Warning: More than 5000 tasks are pending submission to actor 89c8f50530c69a01126ca2cf10000000. To reduce memory usage, wait for these tasks to finish before sending more.
Warning: More than 40000 tasks are pending submission to actor 89c8f50530c69a01126ca2cf10000000. To reduce memory usage, wait for these tasks to finish before sending more.
Warning: More than 5000 tasks are pending submission to actor 89c8f50530c69a01126ca2cf10000000. To reduce memory usage, wait for these tasks to finish before sending more.
Warning: More than 20000 tasks are pending submission to actor 89c8f50530c69a01126ca2cf10000000. To reduce memory usage, wait for these tasks to finish before sending more.

This is an event log from core worker of this Actor.

16351Global stats: 1172898 total (7 active)
16352Queueing time: mean = 166.327 us, max = 834.979 ms, min = -0.000 s, total = 195.085 s
16353Execution time: mean = 90.791 us, total = 106.489 s
16354Event stats:
16355 CoreWorkerService.grpc_server.PushTask - 881397 total (0 active), CPU time: mean = 34.850 us, total = 30.716 s
16356 UNKNOWN - 91338 total (4 active, 1 running), CPU time: mean = 32.571 us, total = 2.975 s
16357 GcsClient.deadline_timer.check_gcs_service_address - 44555 total (1 active), CPU time: mean = 4.877 us, total = 217.292 ms
16358 NodeManagerService.grpc_client.ReportWorkerBacklog - 44554 total (0 active), CPU time: mean = 5.782 us, total = 257.631 ms
16359 CoreWorker.deadline_timer.flush_profiling_events - 44554 total (1 active), CPU time: mean = 323.688 us, total = 14.422 s
16360 StatsGcsService.grpc_client.AddProfileData - 44458 total (0 active), CPU time: mean = 54.349 us, total = 2.416 s
16361 CoreWorkerService.grpc_server.GetCoreWorkerStats - 20805 total (0 active), CPU time: mean = 58.701 us, total = 1.221 s
16362 InternalPubSubGcsService.grpc_client.GcsSubscriberPoll - 1154 total (1 active), CPU time: mean = 73.683 us, total = 85.030 ms
16363 CoreWorkerService.grpc_server.LocalGC - 74 total (0 active), CPU time: mean = 732.136 ms, total = 54.178 s
16364 PeriodicalRunner.RunFnPeriodically - 6 total (0 active), CPU time: mean = 28.214 us, total = 169.285 us
16365 InternalPubSubGcsService.grpc_client.GcsSubscriberCommandBatch - 1 total (0 active), CPU time: mean = 108.990 us, total = 108.990 us
16366 NodeInfoGcsService.grpc_client.GetAllNodeInfo - 1 total (0 active), CPU time: mean = 34.077 us, total = 34.077 us
16367 WorkerInfoGcsService.grpc_client.AddWorkerInfo - 1 total (0 active), CPU time: mean = 5.242 us, total = 5.242 us

is there a way to check what are these tasks and why they wait for the submission?

Hmm this is pretty interesting actually.
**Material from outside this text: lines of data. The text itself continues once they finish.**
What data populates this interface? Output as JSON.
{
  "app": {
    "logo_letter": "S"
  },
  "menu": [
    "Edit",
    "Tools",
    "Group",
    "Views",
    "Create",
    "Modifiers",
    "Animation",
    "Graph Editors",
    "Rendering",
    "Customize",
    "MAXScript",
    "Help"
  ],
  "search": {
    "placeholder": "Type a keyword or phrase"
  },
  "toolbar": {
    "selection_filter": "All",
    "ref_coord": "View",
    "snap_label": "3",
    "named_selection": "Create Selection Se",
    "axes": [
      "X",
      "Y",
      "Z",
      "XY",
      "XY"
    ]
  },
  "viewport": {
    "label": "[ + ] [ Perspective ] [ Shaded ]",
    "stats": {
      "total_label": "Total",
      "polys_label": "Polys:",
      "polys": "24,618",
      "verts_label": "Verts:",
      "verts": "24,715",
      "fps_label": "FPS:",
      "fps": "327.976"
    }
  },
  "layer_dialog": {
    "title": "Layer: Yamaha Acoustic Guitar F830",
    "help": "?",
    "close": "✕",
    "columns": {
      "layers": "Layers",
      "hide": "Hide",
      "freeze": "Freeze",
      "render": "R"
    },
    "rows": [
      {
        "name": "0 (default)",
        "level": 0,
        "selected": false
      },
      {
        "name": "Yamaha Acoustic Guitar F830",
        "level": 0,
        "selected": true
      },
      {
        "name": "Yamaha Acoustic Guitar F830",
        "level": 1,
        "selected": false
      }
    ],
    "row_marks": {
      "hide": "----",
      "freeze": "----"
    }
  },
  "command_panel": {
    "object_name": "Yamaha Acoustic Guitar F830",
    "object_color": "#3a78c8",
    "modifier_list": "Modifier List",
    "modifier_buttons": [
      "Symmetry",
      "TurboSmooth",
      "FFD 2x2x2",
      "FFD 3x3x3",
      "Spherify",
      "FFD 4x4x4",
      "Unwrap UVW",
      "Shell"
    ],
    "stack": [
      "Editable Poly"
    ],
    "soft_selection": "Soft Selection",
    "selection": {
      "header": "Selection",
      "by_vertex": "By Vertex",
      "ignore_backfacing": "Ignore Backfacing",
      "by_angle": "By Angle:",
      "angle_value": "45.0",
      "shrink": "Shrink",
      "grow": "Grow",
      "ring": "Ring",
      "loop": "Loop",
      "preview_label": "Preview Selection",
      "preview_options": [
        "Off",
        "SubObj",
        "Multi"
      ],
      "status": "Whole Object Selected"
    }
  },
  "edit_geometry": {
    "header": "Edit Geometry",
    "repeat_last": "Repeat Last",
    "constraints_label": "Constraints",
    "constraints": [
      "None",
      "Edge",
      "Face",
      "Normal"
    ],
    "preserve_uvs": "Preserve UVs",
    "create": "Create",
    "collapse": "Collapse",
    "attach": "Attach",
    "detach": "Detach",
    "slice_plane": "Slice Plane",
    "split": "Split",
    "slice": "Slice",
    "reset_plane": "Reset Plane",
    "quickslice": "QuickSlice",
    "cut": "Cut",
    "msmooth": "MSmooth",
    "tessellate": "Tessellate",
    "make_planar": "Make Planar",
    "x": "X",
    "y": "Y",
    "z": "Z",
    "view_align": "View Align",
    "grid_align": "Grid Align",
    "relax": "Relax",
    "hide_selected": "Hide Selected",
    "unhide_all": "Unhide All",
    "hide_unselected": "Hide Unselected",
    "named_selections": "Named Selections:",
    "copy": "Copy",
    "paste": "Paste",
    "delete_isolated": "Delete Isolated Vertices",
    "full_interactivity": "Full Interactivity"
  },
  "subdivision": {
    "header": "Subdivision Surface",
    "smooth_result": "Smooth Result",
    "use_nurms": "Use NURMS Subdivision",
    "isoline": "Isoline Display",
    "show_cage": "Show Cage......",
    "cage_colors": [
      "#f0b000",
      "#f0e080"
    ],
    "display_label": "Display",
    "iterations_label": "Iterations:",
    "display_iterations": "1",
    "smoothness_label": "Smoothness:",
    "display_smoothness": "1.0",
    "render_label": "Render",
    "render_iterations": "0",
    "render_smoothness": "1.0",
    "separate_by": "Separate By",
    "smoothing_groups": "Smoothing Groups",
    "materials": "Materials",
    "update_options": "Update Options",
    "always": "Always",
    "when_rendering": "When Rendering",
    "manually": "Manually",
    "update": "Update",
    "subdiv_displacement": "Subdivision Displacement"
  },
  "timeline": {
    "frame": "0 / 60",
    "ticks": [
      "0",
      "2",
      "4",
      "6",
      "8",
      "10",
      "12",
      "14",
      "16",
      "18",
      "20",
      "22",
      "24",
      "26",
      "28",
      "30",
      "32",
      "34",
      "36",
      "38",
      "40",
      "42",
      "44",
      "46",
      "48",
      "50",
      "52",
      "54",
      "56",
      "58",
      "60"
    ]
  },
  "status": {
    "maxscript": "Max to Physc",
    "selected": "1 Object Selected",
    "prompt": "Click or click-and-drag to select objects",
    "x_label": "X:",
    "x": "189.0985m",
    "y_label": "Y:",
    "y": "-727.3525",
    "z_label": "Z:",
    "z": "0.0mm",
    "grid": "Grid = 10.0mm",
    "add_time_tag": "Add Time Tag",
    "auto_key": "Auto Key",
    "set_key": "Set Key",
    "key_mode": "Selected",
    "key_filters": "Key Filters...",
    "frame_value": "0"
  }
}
I heard from other users about this issue as well.

I think if you turn on debug logs, you can see this log;

  RAY_LOG(DEBUG) << "Pushing task " << task_id << " to actor " << actor_id
                 << " actor counter " << actor_counter << " seq no "
                 << request->sequence_number() << " num queued " << num_queued;

Are you seeing a lot of this?

Also, is it possible to share your script?